O que as explosões na Bósnia confirmam é que ninguém jamais
conseguirá superar paixões étnicas impondo a elas uma agenda liberal: o
que uniu os manifestantes foi uma mesma radical exigência de justiça.
O passo seguinte e mais difícil será organizar os protestos num novo
movimento social que ignore as divisões étnicas; e organizar novos
protestos – já imaginaram uma cena, com bósnios e sérvios furiosos,
reunidos num comício conjunto, em Sarajevo?
Ainda que os protestos percam gradualmente a força, ainda assim
permanecerão como uma fagulha de esperança, como soldados inimigos que
se abraçavam nas trincheiras, na primeira guerra mundial.
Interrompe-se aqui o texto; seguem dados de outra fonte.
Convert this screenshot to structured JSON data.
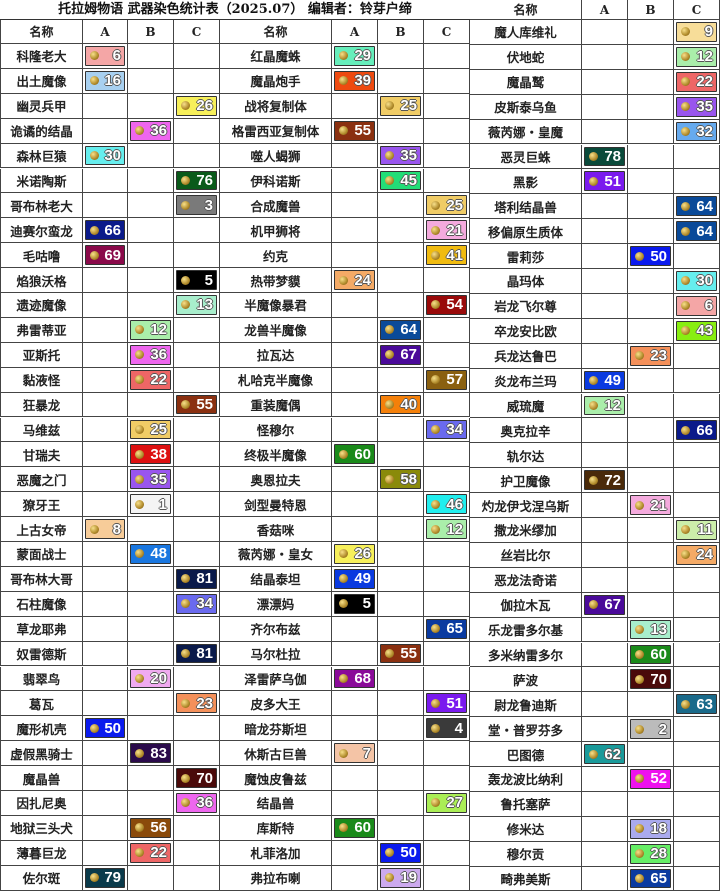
{
  "title": "托拉姆物语  武器染色统计表（2025.07）  编辑者：铃芽户缔",
  "headers": {
    "name": "名称",
    "a": "A",
    "b": "B",
    "c": "C"
  },
  "icon": "dye-orb-icon",
  "groups": [
    [
      [
        "科隆老大",
        "A",
        6,
        "#f4a6a6"
      ],
      [
        "出土魔像",
        "A",
        16,
        "#a8d0f0"
      ],
      [
        "幽灵兵甲",
        "C",
        26,
        "#f7f05a"
      ],
      [
        "诡谲的结晶",
        "B",
        36,
        "#ee66ee"
      ],
      [
        "森林巨猿",
        "A",
        30,
        "#66eeee"
      ],
      [
        "米诺陶斯",
        "C",
        76,
        "#0a5a1a"
      ],
      [
        "哥布林老大",
        "C",
        3,
        "#7a7a7a"
      ],
      [
        "迪赛尔蛮龙",
        "A",
        66,
        "#0a1a8a"
      ],
      [
        "毛咕噜",
        "A",
        69,
        "#8a0a4a"
      ],
      [
        "焰狼沃格",
        "C",
        5,
        "#000000"
      ],
      [
        "遗迹魔像",
        "C",
        13,
        "#a8eecc"
      ],
      [
        "弗雷蒂亚",
        "B",
        12,
        "#aaeeaa"
      ],
      [
        "亚斯托",
        "B",
        36,
        "#ee66ee"
      ],
      [
        "黏液怪",
        "B",
        22,
        "#ee6666"
      ],
      [
        "狂暴龙",
        "C",
        55,
        "#8a3010"
      ],
      [
        "马维兹",
        "B",
        25,
        "#f0cc66"
      ],
      [
        "甘瑞夫",
        "B",
        38,
        "#dd1111"
      ],
      [
        "恶魔之门",
        "B",
        35,
        "#9955ee"
      ],
      [
        "獠牙王",
        "B",
        1,
        "#f4f4f4"
      ],
      [
        "上古女帝",
        "A",
        8,
        "#f7cc99"
      ],
      [
        "蒙面战士",
        "B",
        48,
        "#1a77e0"
      ],
      [
        "哥布林大哥",
        "C",
        81,
        "#0a1a4a"
      ],
      [
        "石柱魔像",
        "C",
        34,
        "#6a6aee"
      ],
      [
        "草龙耶弗",
        "",
        null,
        ""
      ],
      [
        "奴雷德斯",
        "C",
        81,
        "#0a1a4a"
      ],
      [
        "翡翠鸟",
        "B",
        20,
        "#f0aaf0"
      ],
      [
        "葛瓦",
        "C",
        23,
        "#f4905a"
      ],
      [
        "魔形机壳",
        "A",
        50,
        "#0a1aee"
      ],
      [
        "虚假黑骑士",
        "B",
        83,
        "#2a0a4a"
      ],
      [
        "魔晶兽",
        "C",
        70,
        "#4a0a0a"
      ],
      [
        "因扎尼奥",
        "C",
        36,
        "#ee66ee"
      ],
      [
        "地狱三头犬",
        "B",
        56,
        "#8a4a0a"
      ],
      [
        "薄暮巨龙",
        "B",
        22,
        "#ee6666"
      ],
      [
        "佐尔斑",
        "A",
        79,
        "#0a3a4a"
      ]
    ],
    [
      [
        "红晶魔蛛",
        "A",
        29,
        "#66eebb"
      ],
      [
        "魔晶炮手",
        "A",
        39,
        "#ee4a10"
      ],
      [
        "战将复制体",
        "B",
        25,
        "#f0cc66"
      ],
      [
        "格雷西亚复制体",
        "A",
        55,
        "#8a3010"
      ],
      [
        "噬人蝎狮",
        "B",
        35,
        "#9955ee"
      ],
      [
        "伊科诺斯",
        "B",
        45,
        "#22dd77"
      ],
      [
        "合成魔兽",
        "C",
        25,
        "#f0cc66"
      ],
      [
        "机甲狮将",
        "C",
        21,
        "#f4aadd"
      ],
      [
        "约克",
        "C",
        41,
        "#f0bb10"
      ],
      [
        "热带梦貘",
        "A",
        24,
        "#f4aa66"
      ],
      [
        "半魔像暴君",
        "C",
        54,
        "#990a0a"
      ],
      [
        "龙兽半魔像",
        "B",
        64,
        "#0a4a99"
      ],
      [
        "拉瓦达",
        "B",
        67,
        "#4a0a99"
      ],
      [
        "札哈克半魔像",
        "C",
        57,
        "#8a6010"
      ],
      [
        "重装魔偶",
        "B",
        40,
        "#f4800a"
      ],
      [
        "怪穆尔",
        "C",
        34,
        "#6a6aee"
      ],
      [
        "终极半魔像",
        "A",
        60,
        "#1a8a1a"
      ],
      [
        "奥恩拉夫",
        "B",
        58,
        "#8a8a0a"
      ],
      [
        "剑型曼特恩",
        "C",
        46,
        "#22eeee"
      ],
      [
        "香菇咪",
        "C",
        12,
        "#aaeeaa"
      ],
      [
        "薇芮娜・皇女",
        "A",
        26,
        "#f7f05a"
      ],
      [
        "结晶泰坦",
        "A",
        49,
        "#0a3ae0"
      ],
      [
        "漂漂妈",
        "A",
        5,
        "#000000"
      ],
      [
        "齐尔布兹",
        "C",
        65,
        "#0a3aa0"
      ],
      [
        "马尔杜拉",
        "B",
        55,
        "#8a3010"
      ],
      [
        "泽雷萨乌伽",
        "A",
        68,
        "#8a0a99"
      ],
      [
        "皮多大王",
        "C",
        51,
        "#7a1aee"
      ],
      [
        "暗龙芬斯坦",
        "C",
        4,
        "#3a3a3a"
      ],
      [
        "休斯古巨兽",
        "A",
        7,
        "#f4c4a6"
      ],
      [
        "魔蚀皮鲁兹",
        "",
        null,
        ""
      ],
      [
        "结晶兽",
        "C",
        27,
        "#aaee55"
      ],
      [
        "库斯特",
        "A",
        60,
        "#1a8a1a"
      ],
      [
        "札菲洛加",
        "B",
        50,
        "#0a1aee"
      ],
      [
        "弗拉布喇",
        "B",
        19,
        "#ccaaee"
      ]
    ],
    [
      [
        "魔人库维礼",
        "C",
        9,
        "#f7dd99"
      ],
      [
        "伏地蛇",
        "C",
        12,
        "#aaeeaa"
      ],
      [
        "魔晶鹫",
        "C",
        22,
        "#ee6666"
      ],
      [
        "皮斯泰乌鱼",
        "C",
        35,
        "#9955ee"
      ],
      [
        "薇芮娜・皇魔",
        "C",
        32,
        "#66aaee"
      ],
      [
        "恶灵巨蛛",
        "A",
        78,
        "#0a4a3a"
      ],
      [
        "黑影",
        "A",
        51,
        "#7a1aee"
      ],
      [
        "塔利结晶兽",
        "C",
        64,
        "#0a4a99"
      ],
      [
        "移偏原生质体",
        "C",
        64,
        "#0a4a99"
      ],
      [
        "雷莉莎",
        "B",
        50,
        "#0a1aee"
      ],
      [
        "晶玛体",
        "C",
        30,
        "#66eeee"
      ],
      [
        "岩龙飞尔尊",
        "C",
        6,
        "#f4a6a6"
      ],
      [
        "卒龙安比欧",
        "C",
        43,
        "#88ee11"
      ],
      [
        "兵龙达鲁巴",
        "B",
        23,
        "#f4905a"
      ],
      [
        "炎龙布兰玛",
        "A",
        49,
        "#0a3ae0"
      ],
      [
        "威琉魔",
        "A",
        12,
        "#aaeeaa"
      ],
      [
        "奥克拉辛",
        "C",
        66,
        "#0a1a8a"
      ],
      [
        "轨尔达",
        "",
        null,
        ""
      ],
      [
        "护卫魔像",
        "A",
        72,
        "#4a2a0a"
      ],
      [
        "灼龙伊戈涅乌斯",
        "B",
        21,
        "#f4aadd"
      ],
      [
        "撒龙米缪加",
        "C",
        11,
        "#cceeaa"
      ],
      [
        "丝岩比尔",
        "C",
        24,
        "#f4aa66"
      ],
      [
        "恶龙法奇诺",
        "",
        null,
        ""
      ],
      [
        "伽拉木瓦",
        "A",
        67,
        "#4a0a99"
      ],
      [
        "乐龙雷多尔基",
        "B",
        13,
        "#a8eecc"
      ],
      [
        "多米纳雷多尔",
        "B",
        60,
        "#1a8a1a"
      ],
      [
        "萨波",
        "B",
        70,
        "#4a0a0a"
      ],
      [
        "尉龙鲁迪斯",
        "C",
        63,
        "#1a6a8a"
      ],
      [
        "堂・普罗芬多",
        "B",
        2,
        "#bbbbbb"
      ],
      [
        "巴图德",
        "A",
        62,
        "#1a9a9a"
      ],
      [
        "轰龙波比纳利",
        "B",
        52,
        "#ee11ee"
      ],
      [
        "鲁托塞萨",
        "",
        null,
        ""
      ],
      [
        "修米达",
        "B",
        18,
        "#aaaaee"
      ],
      [
        "穆尔贡",
        "B",
        28,
        "#66ee66"
      ],
      [
        "畸弗美斯",
        "B",
        65,
        "#0a3aa0"
      ]
    ]
  ]
}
Eventos
autenticamente emancipatórios sempre incluem ignorar identidades.
E vale o mesmo para a recente visita de duas representantes do movimento Pussy Riot a New York: num grande show de
gala foram apresentadas por Madonna, na presença de Bob Geldof, Richard
Gere, etc., toda a gangue dos direitos humanos de sempre. Deveriam ali,
isso sim, manifestar solidariedade a Snowden, para mostrar que o Pussy
Riot e Snowden são parte do mesmo movimento global. Sem esses gestos que
aproximem o que, na nossa experiência ideológica diária, parecem ser
coisas incompatíveis (muçulmanos, sérvios e croatas na Bósnia;
secularistas turcos e muçulmanos anticapitalistas na Turquia, etc.), os
movimentos de protesto sempre serão manipulados por alguma
superpotência, em sua luta contra outra.
[2] A citação, atribuída a Mao, é “Há grande caos sob os céus – a situação é excelente” (de http://beijingcream.com/week- in-review/ ) [NTs].
[4] http://www.theguardian.com/ commentisfree/2013/dec/04/ croatia-gay-marriage-vote- europe-rotten-heart
[5] http://www.theguardian.com/ commentisfree/video/2013/jul/ 23/max-horkheimer-critique- instrumental-reason-video ver também, para bibliografia, http://acoisaforadesi. wordpress.com/2008/10/31/max- horkheimer-crtica-da-razo- instrumental/ [NTs].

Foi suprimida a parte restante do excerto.